Dort gehört Johann Stötzer zu einer Gruppe von 18 Studenten aus acht Nationen. Sie lernen in der Woche des siebten internationalen Violinfestivals in der Stadt von Hochschulprofessoren und Dozenten. Die exekutive Leiterin der Veranstaltung Lena Dantonello kümmert sich um die Studenten. Sie erhofft sich für die jungen Musiker eine Intensivierung ihrer Fähigkeiten. Im Vorfeld der Veranstaltung hätten die Musiker bereits ein Stück üben sollen, in der Woche können sie dann zusammen mit den Dozenten den Feinschliff vornehmen. „Das nennt man Meisterkurse“, sagt Dantonello. Am Wochenende dürfen manche Teilnehmer ihre Kursfortschritte dann sogar präsentieren.
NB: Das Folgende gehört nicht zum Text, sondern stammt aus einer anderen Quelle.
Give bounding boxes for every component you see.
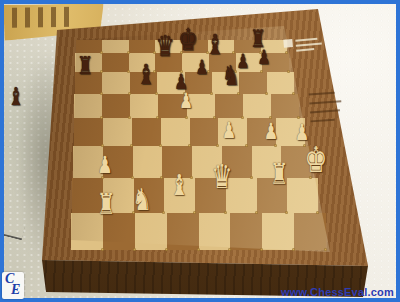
board-square-g6	[239, 72, 266, 94]
board-square-b6	[102, 72, 129, 94]
board-square-d2	[164, 178, 195, 213]
board-square-e2	[195, 178, 226, 213]
board-square-f4	[218, 118, 247, 146]
board-square-f6	[212, 72, 239, 94]
board-square-c8	[129, 40, 155, 53]
board-rank-3	[73, 146, 311, 178]
photo-frame-left	[0, 0, 4, 302]
board-square-f2	[226, 178, 257, 213]
board-square-g5	[243, 94, 271, 118]
board-square-f3	[222, 146, 252, 178]
ce-logo: C E	[2, 272, 24, 299]
board-rank-1	[71, 213, 326, 250]
board-square-f8	[208, 40, 234, 53]
board-square-f1	[230, 213, 262, 250]
board-square-f7	[209, 53, 236, 72]
board-square-c2	[134, 178, 165, 213]
board-rank-6	[75, 72, 294, 94]
board-rank-2	[72, 178, 318, 213]
board-square-h1	[294, 213, 326, 250]
board-square-g1	[262, 213, 294, 250]
board-square-b2	[103, 178, 134, 213]
board-square-b4	[103, 118, 132, 146]
board-square-a5	[74, 94, 102, 118]
board-square-b7	[102, 53, 129, 72]
board-square-d8	[155, 40, 181, 53]
board-square-f5	[215, 94, 243, 118]
photo-frame-bottom	[0, 298, 400, 302]
ce-logo-letter-e: E	[11, 282, 20, 298]
board-square-e5	[187, 94, 215, 118]
board-square-h4	[276, 118, 305, 146]
rim-logo-engraving	[283, 34, 325, 59]
board-square-c1	[135, 213, 167, 250]
board-square-e7	[182, 53, 209, 72]
board-square-e1	[199, 213, 231, 250]
board-square-e8	[182, 40, 208, 53]
board-square-e4	[190, 118, 219, 146]
board-square-d6	[157, 72, 184, 94]
photo-frame-right	[396, 0, 400, 302]
board-square-a1	[71, 213, 103, 250]
board-square-a3	[73, 146, 103, 178]
board-square-h5	[271, 94, 299, 118]
board-rank-5	[74, 94, 299, 118]
board-square-d1	[167, 213, 199, 250]
board-rank-7	[75, 53, 289, 72]
rim-logo-chip	[283, 39, 293, 48]
photo-of-chessboard: ♜♝♛♚♝♜♞♟♟♟♟♟♟♜♞♝♛♜♚♟♟♟♝ www.ChessEval.co…	[0, 0, 400, 302]
board-rank-4	[74, 118, 305, 146]
board-square-c4	[132, 118, 161, 146]
board-square-b5	[102, 94, 130, 118]
rim-signature-engraving	[309, 91, 352, 134]
board-square-a7	[75, 53, 102, 72]
board-square-a4	[74, 118, 103, 146]
board-square-c5	[130, 94, 158, 118]
board-square-g2	[257, 178, 288, 213]
board-square-c6	[130, 72, 157, 94]
board-square-d7	[155, 53, 182, 72]
board-square-d3	[162, 146, 192, 178]
board-square-d5	[158, 94, 186, 118]
board-square-h2	[287, 178, 318, 213]
board-square-a6	[75, 72, 102, 94]
board-square-g7	[236, 53, 263, 72]
board-square-b1	[103, 213, 135, 250]
board-square-g4	[247, 118, 276, 146]
board-square-c7	[129, 53, 156, 72]
board-square-c3	[133, 146, 163, 178]
board-square-b3	[103, 146, 133, 178]
board-square-h6	[267, 72, 294, 94]
board-square-a8	[76, 40, 102, 53]
photo-frame-top	[0, 0, 400, 4]
board-square-h3	[281, 146, 311, 178]
watermark-url: www.ChessEval.com	[281, 286, 394, 298]
board-square-d4	[161, 118, 190, 146]
board-square-g8	[234, 40, 260, 53]
board-square-a2	[72, 178, 103, 213]
board-square-g3	[252, 146, 282, 178]
board-square-e3	[192, 146, 222, 178]
board-rank-8	[76, 40, 287, 53]
box-grid-detail	[12, 7, 74, 28]
board-square-e6	[185, 72, 212, 94]
board-square-b8	[102, 40, 128, 53]
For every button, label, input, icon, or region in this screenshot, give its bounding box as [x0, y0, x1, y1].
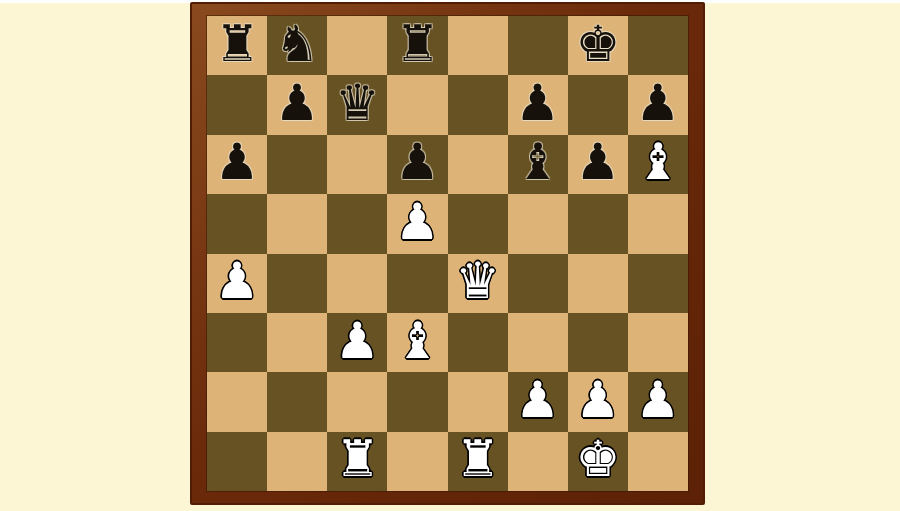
- square-a2[interactable]: [207, 372, 267, 431]
- square-b3[interactable]: [267, 313, 327, 372]
- square-b8[interactable]: ♞: [267, 16, 327, 75]
- square-c1[interactable]: ♜: [327, 432, 387, 491]
- white-queen-piece: ♛: [455, 256, 500, 306]
- square-c2[interactable]: [327, 372, 387, 431]
- black-king-piece: ♚: [575, 19, 620, 69]
- square-e6[interactable]: [448, 135, 508, 194]
- square-d8[interactable]: ♜: [387, 16, 447, 75]
- square-f2[interactable]: ♟: [508, 372, 568, 431]
- square-a5[interactable]: [207, 194, 267, 253]
- square-e5[interactable]: [448, 194, 508, 253]
- square-a3[interactable]: [207, 313, 267, 372]
- white-pawn-piece: ♟: [515, 375, 560, 425]
- square-d2[interactable]: [387, 372, 447, 431]
- square-g7[interactable]: [568, 75, 628, 134]
- square-a4[interactable]: ♟: [207, 254, 267, 313]
- square-c4[interactable]: [327, 254, 387, 313]
- square-e3[interactable]: [448, 313, 508, 372]
- square-a8[interactable]: ♜: [207, 16, 267, 75]
- square-g2[interactable]: ♟: [568, 372, 628, 431]
- square-f7[interactable]: ♟: [508, 75, 568, 134]
- square-f4[interactable]: [508, 254, 568, 313]
- square-e1[interactable]: ♜: [448, 432, 508, 491]
- square-c8[interactable]: [327, 16, 387, 75]
- square-g1[interactable]: ♚: [568, 432, 628, 491]
- black-pawn-piece: ♟: [515, 78, 560, 128]
- square-h6[interactable]: ♝: [628, 135, 688, 194]
- white-pawn-piece: ♟: [395, 197, 440, 247]
- white-pawn-piece: ♟: [575, 375, 620, 425]
- square-h5[interactable]: [628, 194, 688, 253]
- square-e7[interactable]: [448, 75, 508, 134]
- white-king-piece: ♚: [575, 434, 620, 484]
- black-bishop-piece: ♝: [515, 137, 560, 187]
- square-d7[interactable]: [387, 75, 447, 134]
- black-queen-piece: ♛: [335, 78, 380, 128]
- square-h1[interactable]: [628, 432, 688, 491]
- square-c6[interactable]: [327, 135, 387, 194]
- square-d4[interactable]: [387, 254, 447, 313]
- square-e2[interactable]: [448, 372, 508, 431]
- square-f1[interactable]: [508, 432, 568, 491]
- square-a7[interactable]: [207, 75, 267, 134]
- white-pawn-piece: ♟: [215, 256, 260, 306]
- square-c7[interactable]: ♛: [327, 75, 387, 134]
- white-bishop-piece: ♝: [636, 137, 681, 187]
- square-d6[interactable]: ♟: [387, 135, 447, 194]
- white-rook-piece: ♜: [455, 434, 500, 484]
- square-a6[interactable]: ♟: [207, 135, 267, 194]
- black-pawn-piece: ♟: [575, 137, 620, 187]
- square-b5[interactable]: [267, 194, 327, 253]
- square-d5[interactable]: ♟: [387, 194, 447, 253]
- square-f6[interactable]: ♝: [508, 135, 568, 194]
- square-b7[interactable]: ♟: [267, 75, 327, 134]
- square-g3[interactable]: [568, 313, 628, 372]
- square-g8[interactable]: ♚: [568, 16, 628, 75]
- square-c5[interactable]: [327, 194, 387, 253]
- white-rook-piece: ♜: [335, 434, 380, 484]
- square-c3[interactable]: ♟: [327, 313, 387, 372]
- square-b6[interactable]: [267, 135, 327, 194]
- board-grid: ♜♞♜♚♟♛♟♟♟♟♝♟♝♟♟♛♟♝♟♟♟♜♜♚: [207, 16, 688, 491]
- square-a1[interactable]: [207, 432, 267, 491]
- square-b2[interactable]: [267, 372, 327, 431]
- square-e8[interactable]: [448, 16, 508, 75]
- square-g4[interactable]: [568, 254, 628, 313]
- square-b4[interactable]: [267, 254, 327, 313]
- square-h3[interactable]: [628, 313, 688, 372]
- square-g5[interactable]: [568, 194, 628, 253]
- white-bishop-piece: ♝: [395, 316, 440, 366]
- square-h8[interactable]: [628, 16, 688, 75]
- black-pawn-piece: ♟: [636, 78, 681, 128]
- white-pawn-piece: ♟: [335, 316, 380, 366]
- square-d3[interactable]: ♝: [387, 313, 447, 372]
- white-pawn-piece: ♟: [636, 375, 681, 425]
- black-rook-piece: ♜: [215, 19, 260, 69]
- square-d1[interactable]: [387, 432, 447, 491]
- square-b1[interactable]: [267, 432, 327, 491]
- square-h4[interactable]: [628, 254, 688, 313]
- square-f3[interactable]: [508, 313, 568, 372]
- black-pawn-piece: ♟: [275, 78, 320, 128]
- black-pawn-piece: ♟: [395, 137, 440, 187]
- black-knight-piece: ♞: [275, 19, 320, 69]
- black-pawn-piece: ♟: [215, 137, 260, 187]
- black-rook-piece: ♜: [395, 19, 440, 69]
- square-e4[interactable]: ♛: [448, 254, 508, 313]
- square-h2[interactable]: ♟: [628, 372, 688, 431]
- chess-board-frame: ♜♞♜♚♟♛♟♟♟♟♝♟♝♟♟♛♟♝♟♟♟♜♜♚: [190, 2, 705, 505]
- square-h7[interactable]: ♟: [628, 75, 688, 134]
- square-f5[interactable]: [508, 194, 568, 253]
- square-f8[interactable]: [508, 16, 568, 75]
- square-g6[interactable]: ♟: [568, 135, 628, 194]
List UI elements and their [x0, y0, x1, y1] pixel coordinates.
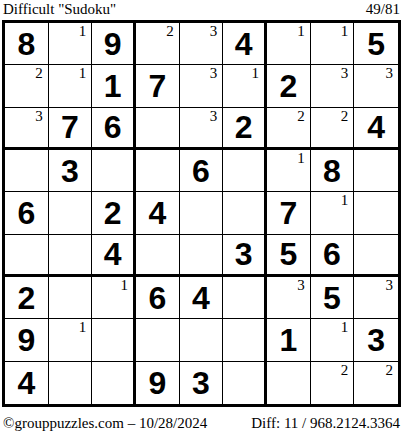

Daran arbeitet Johann Stötzer mit seiner Violine. Mit fünf Jahren bekam er seine erste Geige geschenkt. „Damals gab es eigentlich noch viel im Haus zu tun. Ich bin dennoch ins Zimmer und habe gespielt“, sagt Stötzer. Musik sei in seiner Familie ohnehin omnipräsent. Seine Mutter spielt Gitarre, einer seiner Brüder studierte Musikwissenschaften, ein anderer Cello. An der Geige faszinieren ihn die verschiedenen Klänge, die er auf dem Instrument erzeugen könne. Damit versetze er sein Publikum gerne in verschiedene Stimmungen, schenke den Zuhörern Erwartungen, um sie im entscheidenden Moment wieder fallen zu lassen. Der Jugendliche stand bereits als Solist vor rund 1000 Menschen auf der Bühne. Ansonsten spielt er oft im Hintergrund bei Veranstaltungen. Organisatoren kämen in vielen Fällen auf ihn zu. „Für eine Gage unter hundert Euro muss ich nicht mehr spielen“, sagt Stötzer. Doch er kennt es anders: Er selbst stand in Fußgängerzonen und unterhielt die Passanten für ein bisschen Kleingeld.
Es ist ein langer Weg bis zur professionellen Karriere. Am Rande des Oettinger Klassenzimmers steht der Laptop des 16-Jährigen. Er filmt sich damit selbst bei den Proben. „Das ist ein guter Weg, um mich zu verbessern“, sagt er. Sich zu Höchstleistungen zu treiben sei wichtig für seinen weiteren Weg nach dem Abitur: Geige studieren – ob in München, im Anschluss an sein Jungstudium, oder in einer anderen Stadt, kann er noch nicht sagen. Dann spielt er wieder auf den Saiten. Denn das ist seine Welt. Termine Die Konzerte der jungen Meister im Rahmen des internationalen Violinfestivals in Oettingen finden am Samstag, 1. September und Sonntag, 2. September, jeweils um 19 Uhr statt. Die Musiker musizieren dann im Residenz schloss in Oettingen.